Large cap companies have a bigger impact on any economy. As a market measuring stick, a market cap weighting does a good job of measuring the stock market as it pertains to the economy.

However, as an investment model for index funds there’s only a few benefits. A market cap weighted index fund is a very tax efficient, low-cost, and simple way for anyone to invest. Enough studies show how well index funds do against their managed counterparts to make it a worthy investment strategy.

Just because market cap is the most popular weighting and it’s easy to implement doesn’t make it perfect.

The Pitfalls

At some point in the last century, the financial industry turned a measuring stick into a hammer (or an investment style).

A big problem with a market cap weighted index is Apple or what Apple accomplished in becoming the largest market cap stock in such a small amount of time and how index funds played a role in it.

I don’t know anyone who used an S&P 500 index fund as a way to own Apple. Yet, by owning the index you’re vested in Apple and its performance along with 499 other companies that were hand-picked by the Standard & Poor’s index builders.

Along the way, those S&P 500 index funds helped Apple’s performance. As Apple’s stock price rose, its market cap rose, and it’s weighting in the index rose with it. Index funds had to keep buying more Apple stock every time its market cap weighting increased within the index.

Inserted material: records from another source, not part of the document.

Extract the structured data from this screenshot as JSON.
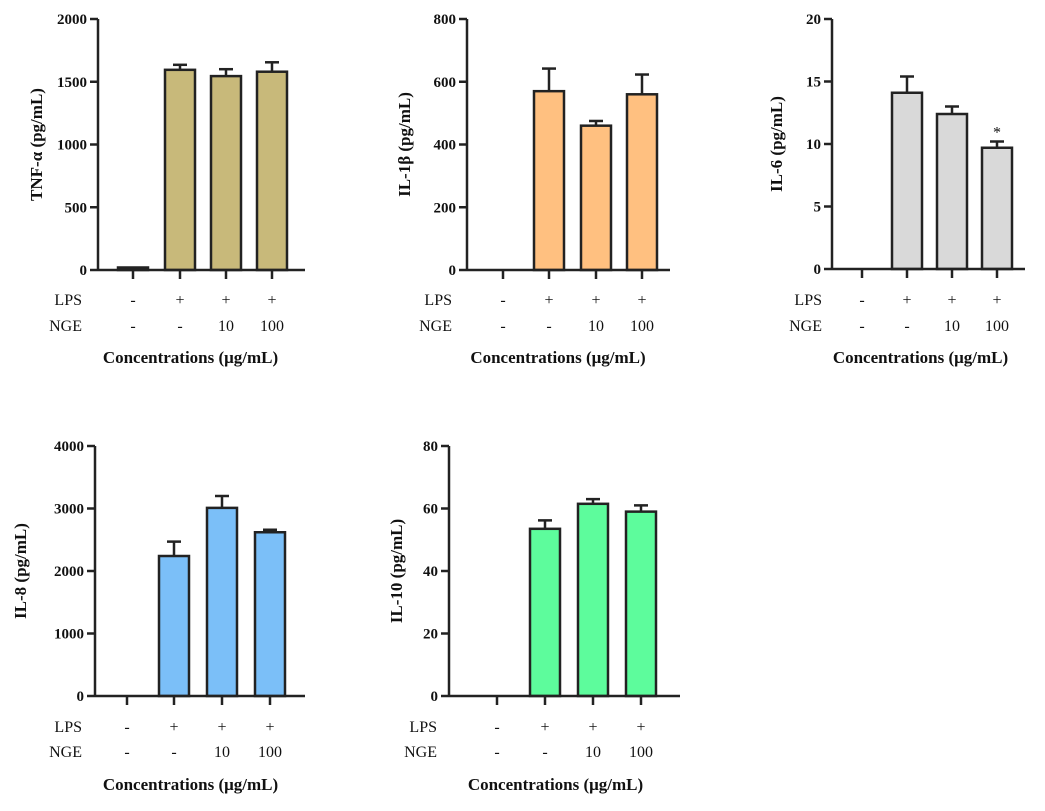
{
  "chart_data": [
    {
      "type": "bar",
      "title": "",
      "ylabel": "TNF-α (pg/mL)",
      "xlabel": "Concentrations (μg/mL)",
      "ylim": [
        0,
        2000
      ],
      "yticks": [
        "0",
        "500",
        "1000",
        "1500",
        "2000"
      ],
      "ytick_values": [
        0,
        500,
        1000,
        1500,
        2000
      ],
      "row_labels": [
        "LPS",
        "NGE"
      ],
      "conditions": [
        [
          "-",
          "-"
        ],
        [
          "+",
          "-"
        ],
        [
          "+",
          "10"
        ],
        [
          "+",
          "100"
        ]
      ],
      "values": [
        20,
        1595,
        1545,
        1580
      ],
      "errors": [
        0,
        40,
        55,
        75
      ],
      "annotations": [
        "",
        "",
        "",
        ""
      ],
      "color": "#c8b97a"
    },
    {
      "type": "bar",
      "title": "",
      "ylabel": "IL-1β (pg/mL)",
      "xlabel": "Concentrations (μg/mL)",
      "ylim": [
        0,
        800
      ],
      "yticks": [
        "0",
        "200",
        "400",
        "600",
        "800"
      ],
      "ytick_values": [
        0,
        200,
        400,
        600,
        800
      ],
      "row_labels": [
        "LPS",
        "NGE"
      ],
      "conditions": [
        [
          "-",
          "-"
        ],
        [
          "+",
          "-"
        ],
        [
          "+",
          "10"
        ],
        [
          "+",
          "100"
        ]
      ],
      "values": [
        0,
        570,
        460,
        560
      ],
      "errors": [
        0,
        72,
        15,
        63
      ],
      "annotations": [
        "",
        "",
        "",
        ""
      ],
      "color": "#ffc080"
    },
    {
      "type": "bar",
      "title": "",
      "ylabel": "IL-6 (pg/mL)",
      "xlabel": "Concentrations (μg/mL)",
      "ylim": [
        0,
        20
      ],
      "yticks": [
        "0",
        "5",
        "10",
        "15",
        "20"
      ],
      "ytick_values": [
        0,
        5,
        10,
        15,
        20
      ],
      "row_labels": [
        "LPS",
        "NGE"
      ],
      "conditions": [
        [
          "-",
          "-"
        ],
        [
          "+",
          "-"
        ],
        [
          "+",
          "10"
        ],
        [
          "+",
          "100"
        ]
      ],
      "values": [
        0,
        14.1,
        12.4,
        9.7
      ],
      "errors": [
        0,
        1.3,
        0.6,
        0.5
      ],
      "annotations": [
        "",
        "",
        "",
        "*"
      ],
      "color": "#d9d9d9"
    },
    {
      "type": "bar",
      "title": "",
      "ylabel": "IL-8 (pg/mL)",
      "xlabel": "Concentrations (μg/mL)",
      "ylim": [
        0,
        4000
      ],
      "yticks": [
        "0",
        "1000",
        "2000",
        "3000",
        "4000"
      ],
      "ytick_values": [
        0,
        1000,
        2000,
        3000,
        4000
      ],
      "row_labels": [
        "LPS",
        "NGE"
      ],
      "conditions": [
        [
          "-",
          "-"
        ],
        [
          "+",
          "-"
        ],
        [
          "+",
          "10"
        ],
        [
          "+",
          "100"
        ]
      ],
      "values": [
        0,
        2240,
        3010,
        2620
      ],
      "errors": [
        0,
        230,
        190,
        40
      ],
      "annotations": [
        "",
        "",
        "",
        ""
      ],
      "color": "#7bbff8"
    },
    {
      "type": "bar",
      "title": "",
      "ylabel": "IL-10 (pg/mL)",
      "xlabel": "Concentrations (μg/mL)",
      "ylim": [
        0,
        80
      ],
      "yticks": [
        "0",
        "20",
        "40",
        "60",
        "80"
      ],
      "ytick_values": [
        0,
        20,
        40,
        60,
        80
      ],
      "row_labels": [
        "LPS",
        "NGE"
      ],
      "conditions": [
        [
          "-",
          "-"
        ],
        [
          "+",
          "-"
        ],
        [
          "+",
          "10"
        ],
        [
          "+",
          "100"
        ]
      ],
      "values": [
        0,
        53.5,
        61.5,
        59
      ],
      "errors": [
        0,
        2.7,
        1.5,
        2
      ],
      "annotations": [
        "",
        "",
        "",
        ""
      ],
      "color": "#5dfc9c"
    }
  ]
}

  • Here, buying high isn’t just the norm its the rule
  • And selling low is also a rule

This poses several problems. First, there’s a heavy reliance on large cap stock performance. This risk needs to be considered for diversification and allocation reasons. Otherwise your portfolio will have a bias toward large cap stocks that you might not want.

Secondly, these index funds end up owning more of the expensive stocks. And sadly the index funds are forced to buy more as a stock’s price rises. The index fund will always have the biggest position (the most money) in a stock at its peak. It’s the ultimate no-no in buying high. Of course, it will have the smallest position when a stock troughs. As an investment strategy, its backwards.

Lastly, style bias can lead to inefficient markets. Index investing as an investment style works, but only because other investors choose not to use it. Anytime one style dominates, the markets outperform based on that style.

In this case, if index investments become the predominant style, as prices rise, funds buy more shares causing prices to rise further. And the opposite happens when prices fall. This style bias leads to bubbles and busts. So a healthy mix of investment styles is needed to keep the markets as equalized and rational as possible.

The Alternatives

There’s certainly nothing wrong with owning cap weighted index funds. There are alternatives available: equal weighted and fundamentally weighted index funds are just two possibilities. You can use a fund screener to search easier. Both are relatively new compared to the history behind cap weighted indexes. Understand, each has its own flaws too.